Cedric Mullins zeroed in on the fastball sizzling out of Justin Wilson's left hand, tracking it to the heart of the strike zone, then he lifted his front leg, kept his right shoulder closed and swung. Following through with both hands on the bat, Mullins hopped out of the left-hander's batters box, ambling up the first-base line like he had served Wilson's pitch on a line into center field. And he had, only when it landed 418 feet over the center-field wall, the speedy Mullins could jog.

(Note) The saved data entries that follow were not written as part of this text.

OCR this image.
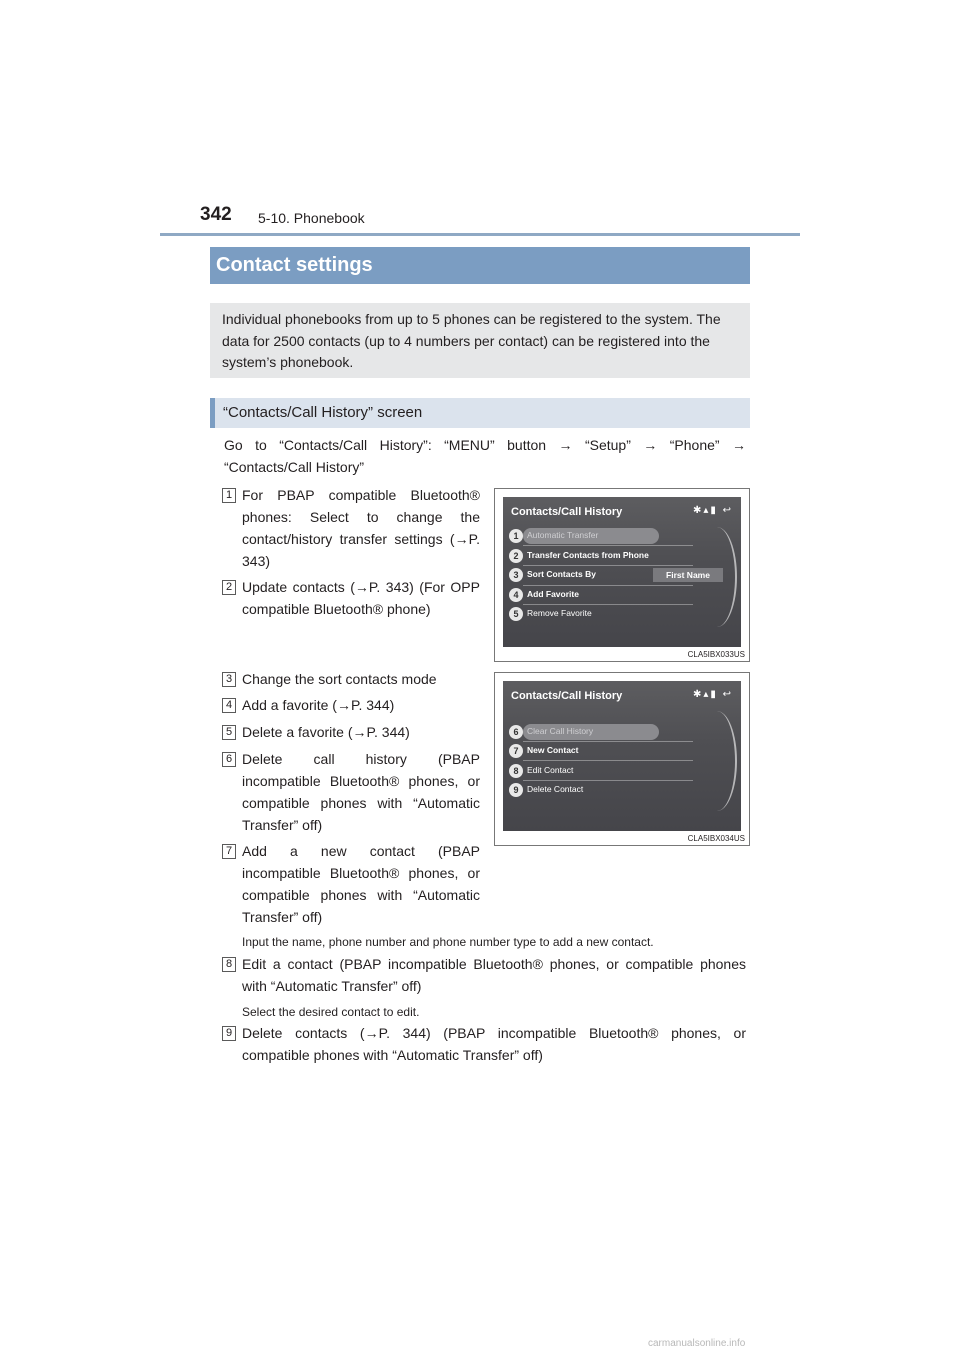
342 5-10. Phonebook
Contact settings
Individual phonebooks from up to 5 phones can be registered to the system. The data for 2500 contacts (up to 4 numbers per contact) can be registered into the system’s phonebook.
“Contacts/Call History” screen
Go to “Contacts/Call History”: “MENU” button → “Setup” → “Phone” → “Contacts/Call History”
1 For PBAP compatible Bluetooth® phones: Select to change the contact/history transfer settings (→P. 343)
2 Update contacts (→P. 343) (For OPP compatible Bluetooth® phone)
3 Change the sort contacts mode
4 Add a favorite (→P. 344)
5 Delete a favorite (→P. 344)
6 Delete call history (PBAP incompatible Bluetooth® phones, or compatible phones with “Automatic Transfer” off)
7 Add a new contact (PBAP incompatible Bluetooth® phones, or compatible phones with “Automatic Transfer” off)
Input the name, phone number and phone number type to add a new contact.
8 Edit a contact (PBAP incompatible Bluetooth® phones, or compatible phones with “Automatic Transfer” off)
Select the desired contact to edit.
9 Delete contacts (→P. 344) (PBAP incompatible Bluetooth® phones, or compatible phones with “Automatic Transfer” off)
Contacts/Call History	✱▴▮ ↩
1	Automatic Transfer
2	Transfer Contacts from Phone
3	Sort Contacts By	First Name
4	Add Favorite
5	Remove Favorite
CLA5IBX033US
Contacts/Call History	✱▴▮ ↩
6	Clear Call History
7	New Contact
8	Edit Contact
9	Delete Contact
CLA5IBX034US
carmanualsonline.info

The seventh-inning solo homer iced the Orioles' 4-2 win over the Yankees at Oriole Park on Monday, when Mullins enjoyed his best all-around effort in what's already been a resilient, validating, standout 2021 season. Connecting for two homers and a double, Mullins bookended Baltimore's support of Matt Harvey, who logged six innings of one-run ball to outpitch Deivi García. Austin Hays' important eighth-inning assist nabbed Aaron Judge at third to help the O's hang on for their most complete team victory of the season and push the Yankees into sole possession of last place in the American League East.
The main star was Mullins, who achieved his first career Eutaw Street homer and his first multihomer game, in addition to leapfrogging back into the Major League in hits. He's compiled 31 through 22 games, ranking fifth among AL hitters in average (.365), seventh in on-base percentage (.419) and ninth in slugging (.576). In short, Mullins is performing like one of baseball's best players, precisely two years after a disastrous 6-for-64 start to the 2019 season seemed to put his career in jeopardy.
"I've had some early success, and it's just a matter of continuing to put the work in that I have been putting in," Mullins said. "I'm putting my best swing out on the field, so it's just a matter of staying consistent."
After his 2019 slump, Mullins was demoted and finished the year in Double-A, passed by several other outfielders on the O's organizational depth chart. Two years later, he's the centerpiece of the big league outfield that's grown into the jewel of their rebuild, starring on both sides of the ball alongside Hays (two home runs Sunday), now-injured Anthony Santander and current three-hole hitter DJ Stewart. Monday also provided a glimpse into the unit's defensive impact, with Mullins scaling the right-center-field wall to rob Judge in the fourth and Hays' rocket assist in the eighth.
"That was a game-saving play," manager Brandon Hyde said. "Austin Hays is a plus, plus arm, and it's extremely accurate. He looks for plays like that. He wants to throw. The ball took him to the line, and that's not easy to then plant and make a strong throw to third base. And he put it right on the money."
The result was the type of pitching-and-defense-rooted victory that has been scant during the Orioles' rebuild, especially against the Yankees. But that's beginning to change, as some of their talented young players not only arrive, but find their footing at the big league level and improve. Harvey doesn't fall into that category despite his somewhat vintage performance Monday, striking out five and retiring 11 straight at one point. But Mullins, Hays and others do.
Consider Mullins' 105.6 mph leadoff homer off García in the first, at that point the hardest-hit dinger of his career. That mark stood for about six innings, until his 106 mph shot off Wilson broke it; three of Mullins' four hardest-hit homers have come this year.
"To go left-on-left off Justin Wilson -- who I know very well -- you don't see that very often," Hyde said. "Not only to homer, but to go dead center shows you the power Cedric has. All year I've been impressed with him left-on-left. … To do what he's doing, I don't have the words for it."
Mullins' second homer was exactly the kind of thing Wilson, who's surrendered just 11 homers in 639 career plate appearances against lefties, built a 10-year career around being able to neutralize. He wouldn't have even had the chance Monday had Mullins not abandoned switch-hitting this spring, after years of struggling from the right side of the plate, hoping to eliminate the most glaring hole in his game. It was a gamble, and it worked. Mullins is 15-for-33 (.455) off southpaws, leading all MLB batters (of either side) in hits against lefties.
"I knew that I put in a solid amount of work in the offseason off of machines," Mullins said. "I'm adjusting fairly quickly, and it feels pretty good."